Originally planned to be operational in time for the 2016 Olympic Games, Brazil’s $16.5bn Trem de Alta Velocidade (TAV) high-speed rail project has so far been struggling to even get out of the starting blocks. Over the past few years, the project’s numerous false starts have led to speculation that Brazil’s high-speed ambitions have withered and died on the vine.
But earlier this month, the Brazilian Government resurrected its plan to build a new high-speed line from Rio de Janeiro to Campinas via São Paulo, Brazil’s largest city.
The bidding for the manufacturing of trains and the operation of the 511km high-speed line is set to begin in May 2013, with the contract for building the project’s tracks, stations and other infrastructure split off into a separate contract, reportedly scheduled for bidding in early 2014.
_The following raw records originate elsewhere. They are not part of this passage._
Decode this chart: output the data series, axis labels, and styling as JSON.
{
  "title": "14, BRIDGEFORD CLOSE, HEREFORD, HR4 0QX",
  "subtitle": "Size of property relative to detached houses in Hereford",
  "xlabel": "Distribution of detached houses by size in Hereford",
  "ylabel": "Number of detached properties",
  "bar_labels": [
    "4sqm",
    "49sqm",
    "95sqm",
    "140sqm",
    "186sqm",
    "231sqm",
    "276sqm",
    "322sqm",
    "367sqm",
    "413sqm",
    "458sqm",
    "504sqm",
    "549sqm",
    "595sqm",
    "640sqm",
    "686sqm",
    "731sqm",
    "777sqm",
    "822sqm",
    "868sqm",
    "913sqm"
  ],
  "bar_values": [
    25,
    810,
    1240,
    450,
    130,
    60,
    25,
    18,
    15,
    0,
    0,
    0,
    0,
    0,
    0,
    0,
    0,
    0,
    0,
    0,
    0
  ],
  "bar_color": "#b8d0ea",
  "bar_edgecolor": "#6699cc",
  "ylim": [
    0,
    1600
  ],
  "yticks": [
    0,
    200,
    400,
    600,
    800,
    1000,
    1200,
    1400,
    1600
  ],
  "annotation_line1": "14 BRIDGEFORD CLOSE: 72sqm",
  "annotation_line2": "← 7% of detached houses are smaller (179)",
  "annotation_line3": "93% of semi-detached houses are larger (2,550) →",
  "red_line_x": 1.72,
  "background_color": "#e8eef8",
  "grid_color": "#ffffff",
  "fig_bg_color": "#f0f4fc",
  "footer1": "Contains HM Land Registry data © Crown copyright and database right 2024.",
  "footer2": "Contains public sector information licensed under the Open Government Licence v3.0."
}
However, after the project’s failure to attract bids from the private sector on three separate occasions during the last few years, there’s still a shadow looming large over TAV’s prospects. Without any high-speed rail expertise or experience of its own, Brazil is relying on major investment from high-speed specialists from countries such as Spain, Germany, France, South Korea or Japan, to provide the technology transfer necessary to push the project forward.
So what’s been keeping the private sector, usually so quick to bid for major infrastructure projects like this, so reticent? On the most fundamental level, potential bidders are sceptical that the project can be built for the $16.5bn that Brazil has proposed, and the government has previously stipulated that the burden of cost overruns will fall to the project’s major contractors.
With the line’s route passing through mountainous regions and supporting infrastructure such as roads and highways in relatively poor condition, costs will almost certainly escalate at a rapid rate. An estimated 90km of tunnels and more than 100km of bridges and viaducts add to the project’s complexity.
As well as concerns about the project’s upfront costs, doubts have also been raised about the projected ridership of the completed TAV line. According to official estimates, the line will serve 33 million passengers in its first year of operation, rising to 100 million by 2030. But with the service’s cheapest one-way tickets priced at 200 reais (nearly $100, or a quarter of Brazil’s monthly minimum wage), the TAV will be financially out of the question for most of Brazil’s population, leaving a lot of pressure on the country’s white-collar workers to make up the necessary numbers.
So if the project’s calls for tenders have previously fallen on deaf ears, what has changed in its latest attempt to attract foreign contractors?
Well, Brazil’s National Agency of Terrestrial Transport (ANTT) a few months ago acknowledged the financial risks for companies coming on to the project, offering to help shoulder the risk of cost overruns with public money, as well as finance 60% of the value of the contract.
Splitting the contract work into two sections could also help the project get off the ground, allowing the lower-risk train manufacturing contract to get underway first. This means that ANTT would launch its second call for bids once the project is already underway, providing some much-needed legitimacy when the higher-risk construction contract bids are sought in 2014.
The difficulty Brazil has experienced in finding foreign investors for its high-speed project underlines the challenges involved in planning a high-speed rail project of any kind, let alone one as complex as TAV taking place in a country with little to no domestic expertise.
It remains to be seen how the project progresses and how it performs once completed, but with more favourable contract terms now on the table and interest being shown by Siemens and Spanish manufacturers Ineco and Renfe, things might finally be looking up for a project that once seemed destined for the political back-burner.